Programmer and blogger Mike Ash has published an email he received from Apple asking to use his blog posts in its upcoming Apple News app.

Apple announced its news app during developer conference WWDC, and demonstrated how news articles in the app look better than on normal websites.

Now, Apple is starting to contact news sources, and is asking for permission to include content in its app. But the way that it’s doing so is raising eyebrows.

Ash posted the message from Apple on his blog. It shows that Apple is enrolling news sources with an opt-out system, telling sites to reply with “NO” if they do not want to be added to the app.

Apple News app

Apple also includes this term in its email: “If we receive a legal claim about your RSS content, we will tell you so that you can resolve the issue, including indemnifying Apple if Apple is included in the claim.” What that means is that if content found on Apple News is the subject of a legal action, the author agrees to compensate Apple for any loss or damage caused.

Ash explains that he’s “conflicted” about signing up to Apple News.
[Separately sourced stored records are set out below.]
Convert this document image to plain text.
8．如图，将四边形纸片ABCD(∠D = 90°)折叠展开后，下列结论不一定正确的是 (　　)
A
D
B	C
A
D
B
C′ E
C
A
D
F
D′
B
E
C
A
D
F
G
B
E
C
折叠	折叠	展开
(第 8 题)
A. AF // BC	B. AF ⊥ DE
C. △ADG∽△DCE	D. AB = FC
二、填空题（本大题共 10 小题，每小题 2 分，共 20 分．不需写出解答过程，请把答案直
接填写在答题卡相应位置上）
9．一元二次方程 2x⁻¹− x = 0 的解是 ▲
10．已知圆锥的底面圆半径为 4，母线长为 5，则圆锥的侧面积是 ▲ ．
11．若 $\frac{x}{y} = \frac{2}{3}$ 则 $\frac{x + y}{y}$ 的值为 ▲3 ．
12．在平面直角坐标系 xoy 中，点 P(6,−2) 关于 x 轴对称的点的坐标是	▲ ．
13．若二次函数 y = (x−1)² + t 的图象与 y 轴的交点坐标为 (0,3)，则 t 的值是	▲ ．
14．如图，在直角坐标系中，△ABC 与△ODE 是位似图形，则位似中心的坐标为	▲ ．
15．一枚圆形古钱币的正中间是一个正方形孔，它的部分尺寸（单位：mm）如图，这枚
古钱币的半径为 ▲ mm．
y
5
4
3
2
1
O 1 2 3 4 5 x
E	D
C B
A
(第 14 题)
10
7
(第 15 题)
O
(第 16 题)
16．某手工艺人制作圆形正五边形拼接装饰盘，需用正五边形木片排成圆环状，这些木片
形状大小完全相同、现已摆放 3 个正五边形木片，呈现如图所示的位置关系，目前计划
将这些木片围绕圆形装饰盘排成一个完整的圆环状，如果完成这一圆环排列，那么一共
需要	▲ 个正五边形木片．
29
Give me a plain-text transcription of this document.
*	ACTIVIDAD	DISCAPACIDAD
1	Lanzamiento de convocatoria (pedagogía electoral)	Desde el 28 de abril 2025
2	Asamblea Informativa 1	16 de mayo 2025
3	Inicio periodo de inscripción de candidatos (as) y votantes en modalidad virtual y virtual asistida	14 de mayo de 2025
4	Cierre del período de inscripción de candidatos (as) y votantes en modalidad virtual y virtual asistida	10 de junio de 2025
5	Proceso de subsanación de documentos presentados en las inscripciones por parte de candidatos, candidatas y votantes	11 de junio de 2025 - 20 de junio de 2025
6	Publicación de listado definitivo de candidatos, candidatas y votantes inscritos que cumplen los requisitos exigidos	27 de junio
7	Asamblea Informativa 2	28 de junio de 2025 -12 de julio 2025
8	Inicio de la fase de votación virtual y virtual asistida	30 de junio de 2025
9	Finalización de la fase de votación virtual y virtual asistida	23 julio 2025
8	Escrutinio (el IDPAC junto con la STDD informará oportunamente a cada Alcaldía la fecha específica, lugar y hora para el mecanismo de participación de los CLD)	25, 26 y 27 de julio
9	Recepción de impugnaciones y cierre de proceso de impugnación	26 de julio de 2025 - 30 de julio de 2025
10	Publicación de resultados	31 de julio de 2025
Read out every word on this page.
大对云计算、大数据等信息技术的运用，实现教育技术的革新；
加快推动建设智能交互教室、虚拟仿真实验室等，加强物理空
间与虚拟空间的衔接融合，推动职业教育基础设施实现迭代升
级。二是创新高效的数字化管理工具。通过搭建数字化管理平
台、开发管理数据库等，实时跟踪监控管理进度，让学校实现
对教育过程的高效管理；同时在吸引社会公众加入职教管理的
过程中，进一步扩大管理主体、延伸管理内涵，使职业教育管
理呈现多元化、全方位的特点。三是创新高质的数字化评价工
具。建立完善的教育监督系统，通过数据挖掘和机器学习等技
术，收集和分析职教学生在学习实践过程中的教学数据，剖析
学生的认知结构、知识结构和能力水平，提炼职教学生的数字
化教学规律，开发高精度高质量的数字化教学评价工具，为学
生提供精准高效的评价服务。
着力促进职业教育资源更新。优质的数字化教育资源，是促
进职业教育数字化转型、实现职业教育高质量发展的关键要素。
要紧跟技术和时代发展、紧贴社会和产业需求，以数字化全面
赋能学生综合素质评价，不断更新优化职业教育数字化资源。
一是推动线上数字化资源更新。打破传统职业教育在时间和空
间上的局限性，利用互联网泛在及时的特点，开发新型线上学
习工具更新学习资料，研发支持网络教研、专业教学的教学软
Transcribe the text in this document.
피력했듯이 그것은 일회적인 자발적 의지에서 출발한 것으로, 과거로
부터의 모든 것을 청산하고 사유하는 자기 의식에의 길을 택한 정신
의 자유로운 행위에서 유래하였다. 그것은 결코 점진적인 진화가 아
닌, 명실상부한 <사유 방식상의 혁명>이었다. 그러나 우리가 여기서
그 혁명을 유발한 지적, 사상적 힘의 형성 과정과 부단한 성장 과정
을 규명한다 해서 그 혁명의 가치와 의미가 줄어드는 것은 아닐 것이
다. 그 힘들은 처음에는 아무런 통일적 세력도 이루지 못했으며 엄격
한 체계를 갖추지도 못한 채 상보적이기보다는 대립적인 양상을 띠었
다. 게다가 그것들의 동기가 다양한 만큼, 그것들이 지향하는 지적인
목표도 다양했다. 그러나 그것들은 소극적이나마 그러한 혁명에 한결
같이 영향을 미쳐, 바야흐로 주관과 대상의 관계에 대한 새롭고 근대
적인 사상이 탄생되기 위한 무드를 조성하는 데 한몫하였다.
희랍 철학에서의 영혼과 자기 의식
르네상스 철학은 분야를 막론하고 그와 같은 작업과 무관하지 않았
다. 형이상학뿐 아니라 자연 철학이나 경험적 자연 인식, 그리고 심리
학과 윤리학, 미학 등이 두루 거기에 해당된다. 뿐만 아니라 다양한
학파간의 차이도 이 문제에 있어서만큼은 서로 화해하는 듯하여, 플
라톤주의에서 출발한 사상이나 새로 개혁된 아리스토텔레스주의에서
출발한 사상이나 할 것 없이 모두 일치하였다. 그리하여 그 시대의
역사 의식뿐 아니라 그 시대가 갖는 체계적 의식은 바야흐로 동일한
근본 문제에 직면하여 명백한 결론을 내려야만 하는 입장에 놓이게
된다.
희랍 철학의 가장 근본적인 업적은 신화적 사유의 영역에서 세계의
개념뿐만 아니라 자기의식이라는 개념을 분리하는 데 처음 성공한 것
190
One one hand, he doesn’t have to do anything at all to get his posts in the app. Apple will just take his public RSS feed and add it to its app without him even sending an email. But Ash is also concerned by the legal terms that Apple includes. He calls it a “ridiculous stunt” and “unacceptable.”

Right now, Apple is pushing to sign up as many publishers as possible for its news app so that it has a wide range of sources. But once the app is launched with iOS 9, it’s going to start tailoring the app to show the most relevant news. Apple is hiring for editors who will oversee its news app, selecting stories to feature prominently on the app’s home screen.